Josh Nadeau scored 14 points and Patrick Rush had 12 to lead a balanced scoring effort, and Hall-Dale let a 10-point lead shrink to two before making the defensive stands and free throws necessary to beat Mt. Abram 61-57.
Hall-Dale improved to 9-4 on the heels of a 59-56 loss to Monmouth, while Mt. Abram, which was led by Nate Luce’s 22 points and 10 rebounds and Kenyon Pillsbury’s 14, fell to 9-5.
“We squandered it away Wednesday night, and tonight we found a way to hold on tight to it,” said H-D coach Chris Ranslow, whose team lost a 10-point halftime lead in the Monmouth defeat. “It’s the peaks and valleys that you run with when you’ve got an inexperienced club.
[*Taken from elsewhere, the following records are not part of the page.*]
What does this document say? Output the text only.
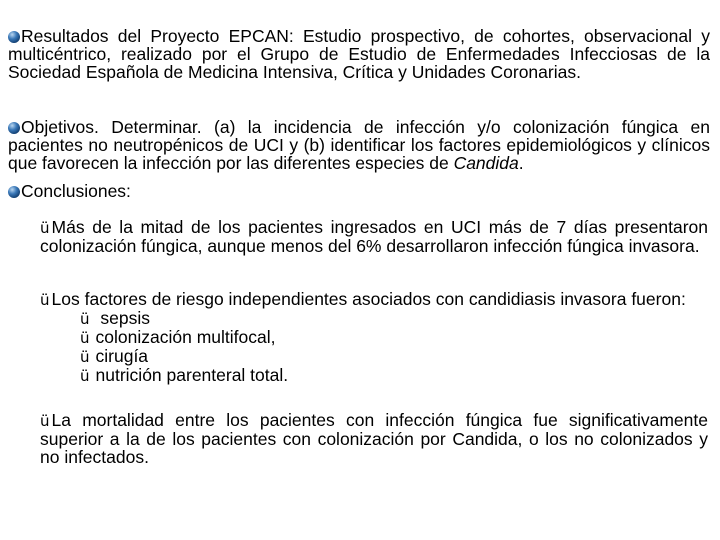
Resultados del Proyecto EPCAN: Estudio prospectivo, de cohortes, observacional y multicéntrico, realizado por el Grupo de Estudio de Enfermedades Infecciosas de la Sociedad Española de Medicina Intensiva, Crítica y Unidades Coronarias.
Objetivos. Determinar. (a) la incidencia de infección y/o colonización fúngica en pacientes no neutropénicos de UCI y (b) identificar los factores epidemiológicos y clínicos que favorecen la infección por las diferentes especies de Candida.
Conclusiones:
ü Más de la mitad de los pacientes ingresados en UCI más de 7 días presentaron colonización fúngica, aunque menos del 6% desarrollaron infección fúngica invasora.
ü Los factores de riesgo independientes asociados con candidiasis invasora fueron:
ü sepsis
ü colonización multifocal,
ü cirugía
ü nutrición parenteral total.
ü La mortalidad entre los pacientes con infección fúngica fue significativamente superior a la de los pacientes con colonización por Candida, o los no colonizados y no infectados.
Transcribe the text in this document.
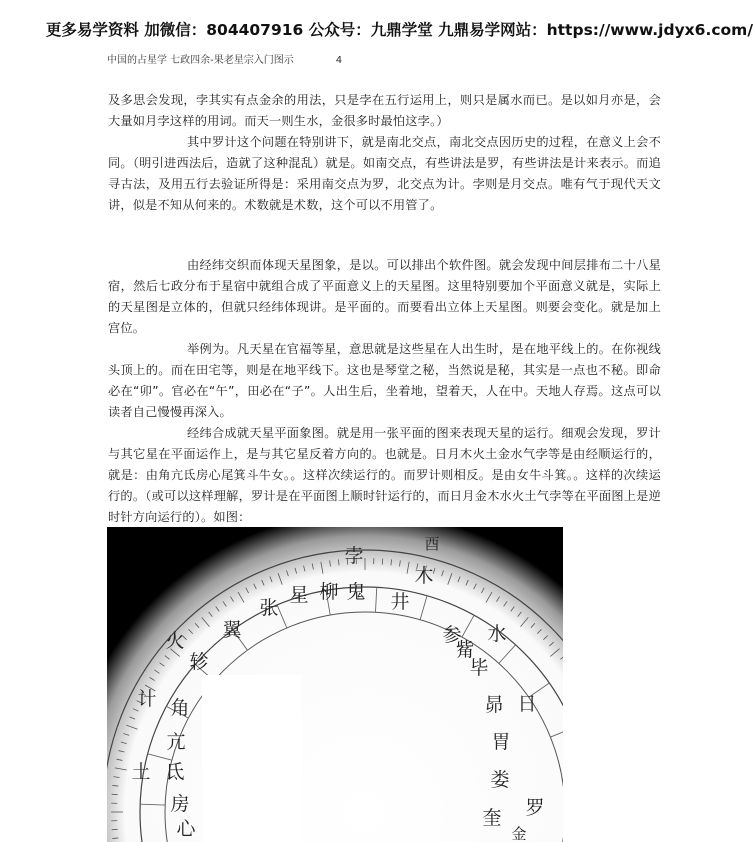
更多易学资料 加微信：804407916 公众号：九鼎学堂 九鼎易学网站：https://www.jdyx6.com/
中国的占星学 七政四余-果老星宗入门图示	4

及多思会发现，孛其实有点金余的用法，只是孛在五行运用上，则只是属水而已。是以如月亦是，会大量如月孛这样的用词。而天一则生水，金很多时最怕这孛。）

其中罗计这个问题在特别讲下，就是南北交点，南北交点因历史的过程，在意义上会不同。（明引进西法后，造就了这种混乱）就是。如南交点，有些讲法是罗，有些讲法是计来表示。而追寻古法，及用五行去验证所得是：采用南交点为罗，北交点为计。孛则是月交点。唯有气于现代天文讲，似是不知从何来的。术数就是术数，这个可以不用管了。

由经纬交织而体现天星图象，是以。可以排出个软件图。就会发现中间层排布二十八星宿，然后七政分布于星宿中就组合成了平面意义上的天星图。这里特别要加个平面意义就是，实际上的天星图是立体的，但就只经纬体现讲。是平面的。而要看出立体上天星图。则要会变化。就是加上宫位。

举例为。凡天星在官福等星，意思就是这些星在人出生时，是在地平线上的。在你视线头顶上的。而在田宅等，则是在地平线下。这也是琴堂之秘，当然说是秘，其实是一点也不秘。即命必在“卯”。官必在“午”，田必在“子”。人出生后，坐着地，望着天，人在中。天地人存焉。这点可以读者自己慢慢再深入。

经纬合成就天星平面象图。就是用一张平面的图来表现天星的运行。细观会发现，罗计与其它星在平面运作上，是与其它星反着方向的。也就是。日月木火土金水气孛等是由经顺运行的，就是：由角亢氐房心尾箕斗牛女。。这样次续运行的。而罗计则相反。是由女牛斗箕。。这样的次续运行的。（或可以这样理解，罗计是在平面图上顺时针运行的，而日月金木水火土气孛等在平面图上是逆时针方向运行的）。如图：

孛
木
水
日
罗
火
计
土
酉
张
星 柳 鬼 井
翼	参
觜
轸	毕
角	昴
亢	胃
氐	娄
房
奎
心	金
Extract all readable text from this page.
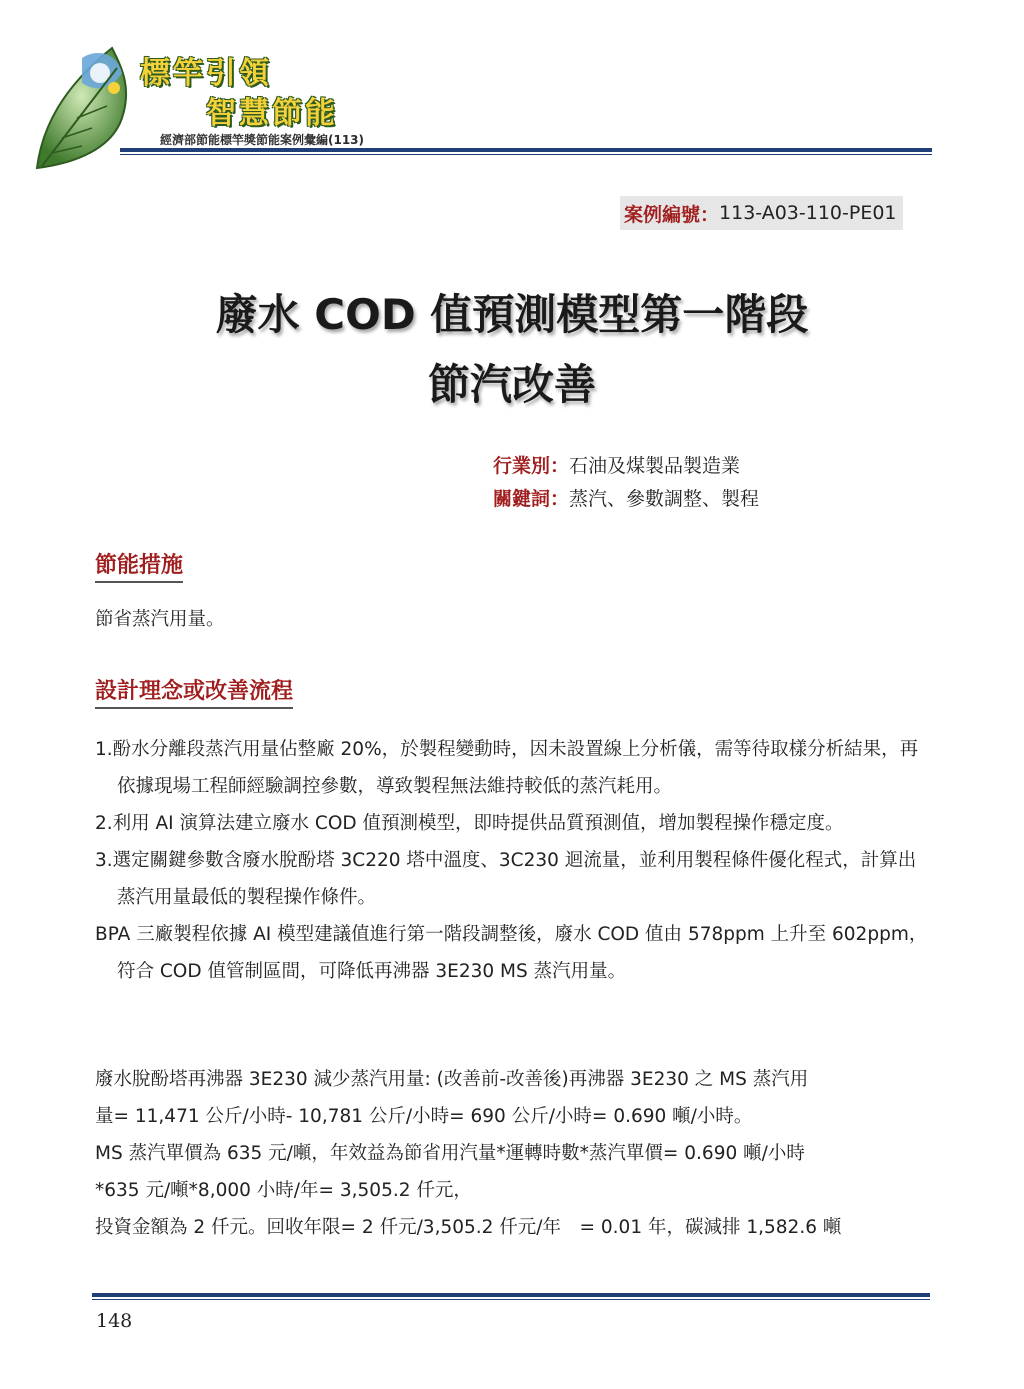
標竿引領
智慧節能
經濟部節能標竿獎節能案例彙編(113)
案例編號： 113-A03-110-PE01
廢水 COD 值預測模型第一階段
節汽改善
行業別：石油及煤製品製造業
關鍵詞：蒸汽、參數調整、製程
節能措施
節省蒸汽用量。
設計理念或改善流程
1.酚水分離段蒸汽用量佔整廠 20%，於製程變動時，因未設置線上分析儀，需等待取樣分析結果，再依據現場工程師經驗調控參數，導致製程無法維持較低的蒸汽耗用。
2.利用 AI 演算法建立廢水 COD 值預測模型，即時提供品質預測值，增加製程操作穩定度。
3.選定關鍵參數含廢水脫酚塔 3C220 塔中溫度、3C230 迴流量，並利用製程條件優化程式，計算出蒸汽用量最低的製程操作條件。
BPA 三廠製程依據 AI 模型建議值進行第一階段調整後，廢水 COD 值由 578ppm 上升至 602ppm，符合 COD 值管制區間，可降低再沸器 3E230 MS 蒸汽用量。
廢水脫酚塔再沸器 3E230 減少蒸汽用量: (改善前-改善後)再沸器 3E230 之 MS 蒸汽用
量= 11,471 公斤/小時- 10,781 公斤/小時= 690 公斤/小時= 0.690 噸/小時。
MS 蒸汽單價為 635 元/噸，年效益為節省用汽量*運轉時數*蒸汽單價= 0.690 噸/小時
*635 元/噸*8,000 小時/年= 3,505.2 仟元，
投資金額為 2 仟元。回收年限= 2 仟元/3,505.2 仟元/年　= 0.01 年，碳減排 1,582.6 噸
148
“Hopefully this is the turning point. Or, we could go back down in a trough on Tuesday against Spruce. You just never know.”
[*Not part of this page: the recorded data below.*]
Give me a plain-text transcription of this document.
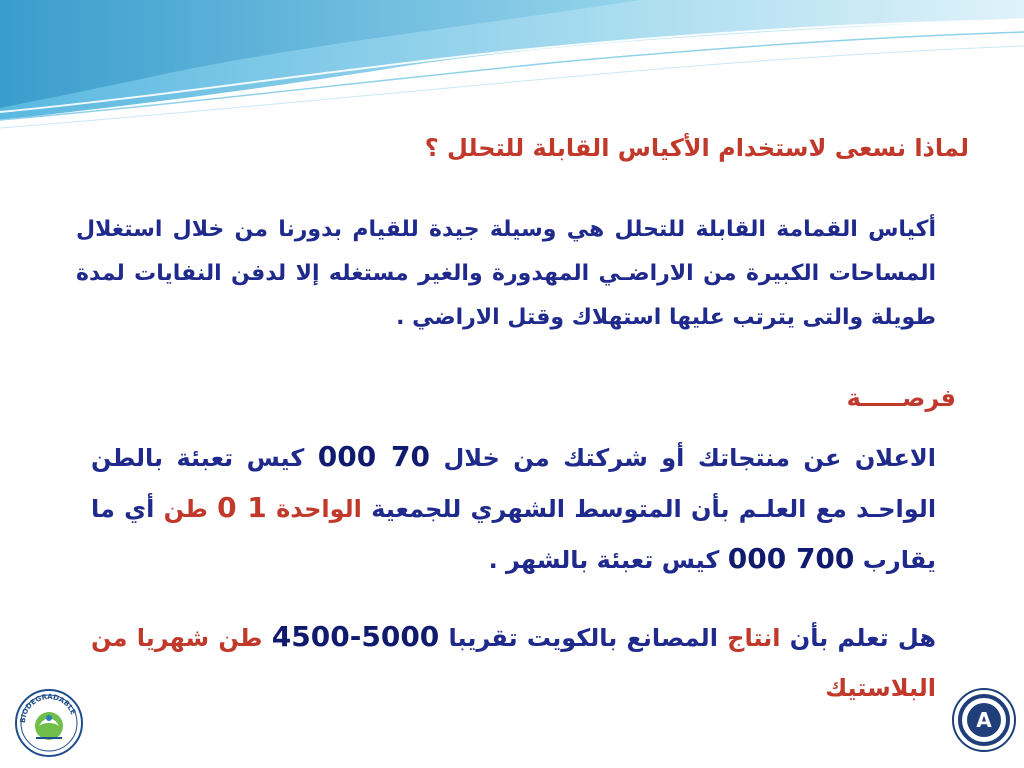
لماذا نسعى لاستخدام الأكياس القابلة للتحلل ؟
أكياس القمامة القابلة للتحلل هي وسيلة جيدة للقيام بدورنا من خلال استغلال المساحات الكبيرة من الاراضـي المهدورة والغير مستغله إلا لدفن النفايات لمدة طويلة والتى يترتب عليها استهلاك وقتل الاراضي .
فرصـــــة
الاعلان عن منتجاتك أو شركتك من خلال 70 000 كيس تعبئة بالطن الواحـد مع العلـم بأن المتوسط الشهري للجمعية الواحدة 1 0 طن أي ما يقارب 700 000 كيس تعبئة بالشهر .
هل تعلم بأن انتاج المصانع بالكويت تقريبا 5000-4500 طن شهريا من البلاستيك
BIODEGRADABLE	A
It got scary for the Bulldogs. Hall-Dale worked its lead to 10 points, the largest gap of the night, at 57-47 with 5:15 to go, but after Roadrunners coach Dustin Zamboni called a timeout, the Roadrunners re-grouped. A Hunter Warren drive to the basket was followed by a Luce jumper, and Adam Luce splashed a shot to make it 57-53. A Boden Washington free throw bumped the lead to five, but Nate Luce came right back with a 3-pointer that made it a one-score game at 58-56 with 2:14 to go.
That was as close as the Roadrunners got, however. After Rush made a pair of free throws, Max Byron made two steals on the next three Mt. Abram possessions, and Rush got a rebound, his 11th of the game, with less than 40 seconds to go to push the Roadrunners into desperation mode.
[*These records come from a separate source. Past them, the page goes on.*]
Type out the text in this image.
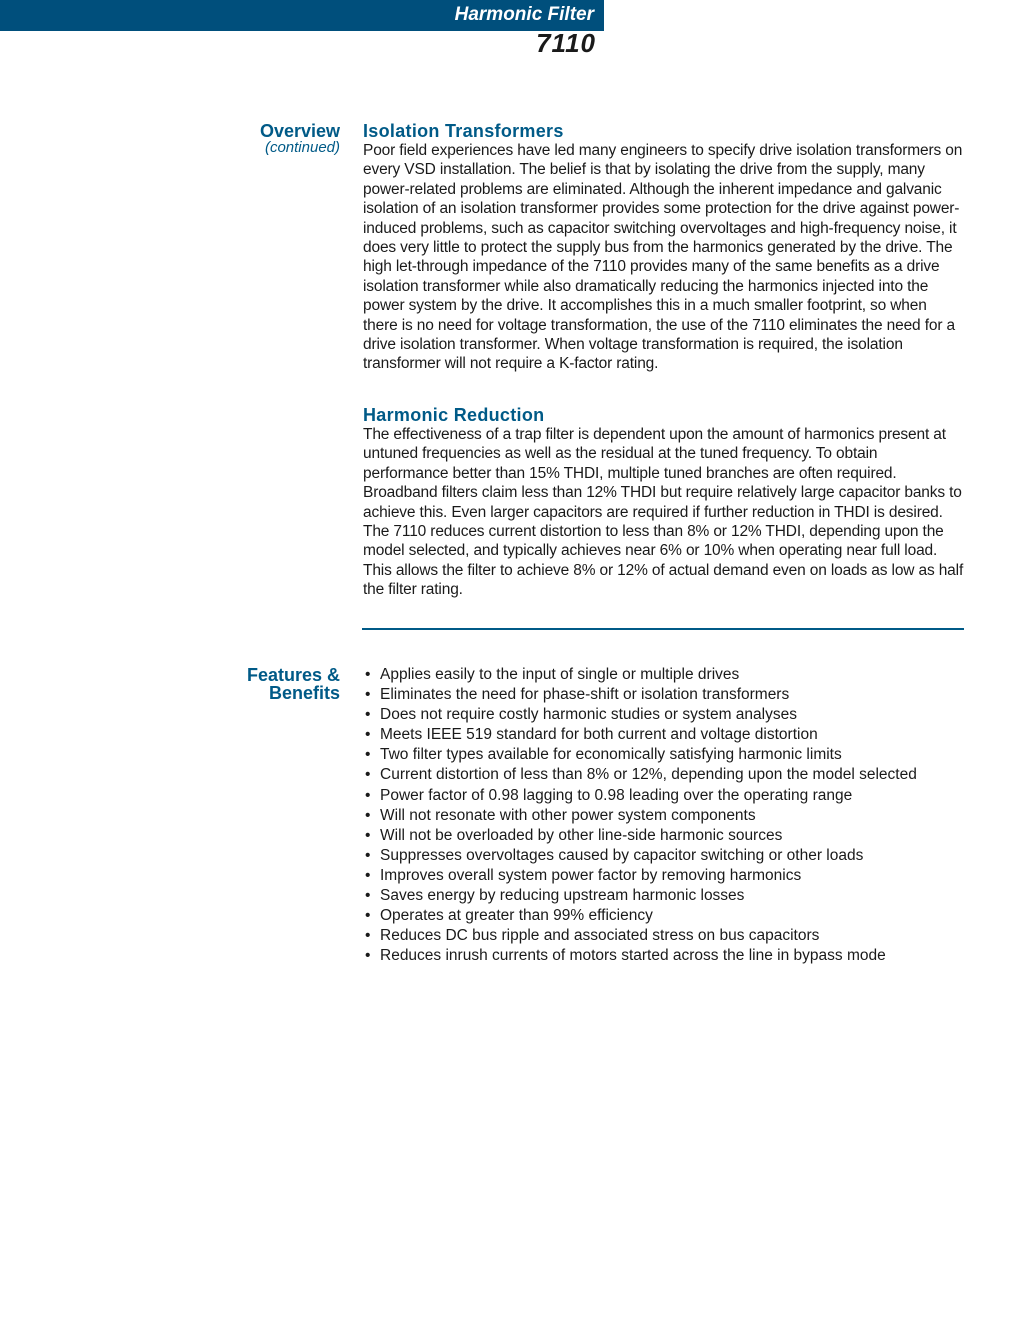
Harmonic Filter
7110
Overview
(continued)
Isolation Transformers

Poor field experiences have led many engineers to specify drive isolation transformers on every VSD installation. The belief is that by isolating the drive from the supply, many power-related problems are eliminated. Although the inherent impedance and galvanic isolation of an isolation transformer provides some protection for the drive against power-induced problems, such as capacitor switching overvoltages and high-frequency noise, it does very little to protect the supply bus from the harmonics generated by the drive. The high let-through impedance of the 7110 provides many of the same benefits as a drive isolation transformer while also dramatically reducing the harmonics injected into the power system by the drive. It accomplishes this in a much smaller footprint, so when there is no need for voltage transformation, the use of the 7110 eliminates the need for a drive isolation transformer. When voltage transformation is required, the isolation transformer will not require a K-factor rating.

Harmonic Reduction

The effectiveness of a trap filter is dependent upon the amount of harmonics present at untuned frequencies as well as the residual at the tuned frequency. To obtain performance better than 15% THDI, multiple tuned branches are often required. Broadband filters claim less than 12% THDI but require relatively large capacitor banks to achieve this. Even larger capacitors are required if further reduction in THDI is desired. The 7110 reduces current distortion to less than 8% or 12% THDI, depending upon the model selected, and typically achieves near 6% or 10% when operating near full load. This allows the filter to achieve 8% or 12% of actual demand even on loads as low as half the filter rating.

Features &
Benefits
• Applies easily to the input of single or multiple drives
• Eliminates the need for phase-shift or isolation transformers
• Does not require costly harmonic studies or system analyses
• Meets IEEE 519 standard for both current and voltage distortion
• Two filter types available for economically satisfying harmonic limits
• Current distortion of less than 8% or 12%, depending upon the model selected
• Power factor of 0.98 lagging to 0.98 leading over the operating range
• Will not resonate with other power system components
• Will not be overloaded by other line-side harmonic sources
• Suppresses overvoltages caused by capacitor switching or other loads
• Improves overall system power factor by removing harmonics
• Saves energy by reducing upstream harmonic losses
• Operates at greater than 99% efficiency
• Reduces DC bus ripple and associated stress on bus capacitors
• Reduces inrush currents of motors started across the line in bypass mode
“I was happy with the pressure we put on, I just wish we would have come out with that type of fire,” Zamboni said. “We decided to kick it into gear a little too late.”
Ranslow was happy with the way his team pulled through as the pressure ramped up in the closing seconds. Hall-Dale didn’t allow a point in the final 2:14 until a free throw with 1.2 seconds left.
“I called a couple more timeouts than I traditionally do down the stretch to make sure we were organized and we were all on the exact same page to make sure those last-second, end-of-game situations didn’t get away from us,” he said. “I thought we executed well.”
As did Rush, who came through for the Bulldogs both on the glass and at the free throw line.
“We just played well today. Great team effort,” he said. “I thought we played well the whole game. We protected the basketball, played really good defense. … This is a huge team win. Now we’ve got a big two weeks coming to end the season.”
Rush and Nadeau, who also had seven rebounds, led the scoring, but Byron added nine, Caleb Peaslee added eight, and a cast of Bulldogs including Sam Sheaffer, Owen Austin and Ian Stebbins made the defensive plays and gathered the rebounds to keep the Roadrunners at bay.
“Not one player today just played outstanding,” Rush said. “We all played well, and it’s just a huge win.”
It was a team-driven victory, but the Bulldogs’ most experienced players put the team in its strongest position of the night. Nate Luce hit a jump shot to tie the game at 47 in the first minute of the fourth quarter, but Rush made a shot off the glass and a pair of free throws to make it 51-47, and Nadeau scored first on a 3-point play and then a 3-point shot to push the lead to 10.
“I thought we got really, really solid point guard play tonight,” Ranslow said. “Pat missed a couple of chippies inside, but I thought he was a tough guard. They were laying all over him, they were trying to be physical with him, and to his credit he found a way to score it.”
Ranslow said the team didn’t work hard enough for the win against Monmouth. He said the opposite was true Friday.
“We had a lot of energy,” he said. “We’ve got seven guys that play those other two starting spots — Max, Boden, Peaslee — and I thought we got nice contributions throughout the course of it.”
Adam Luce added nine points for Mt. Abram.
“A game like this helps in the long run,” Zamboni said. “Obviously we would have liked to come out on top in it, but what we’re shooting for is being able to close out games in game 19, as opposed to the regular season.”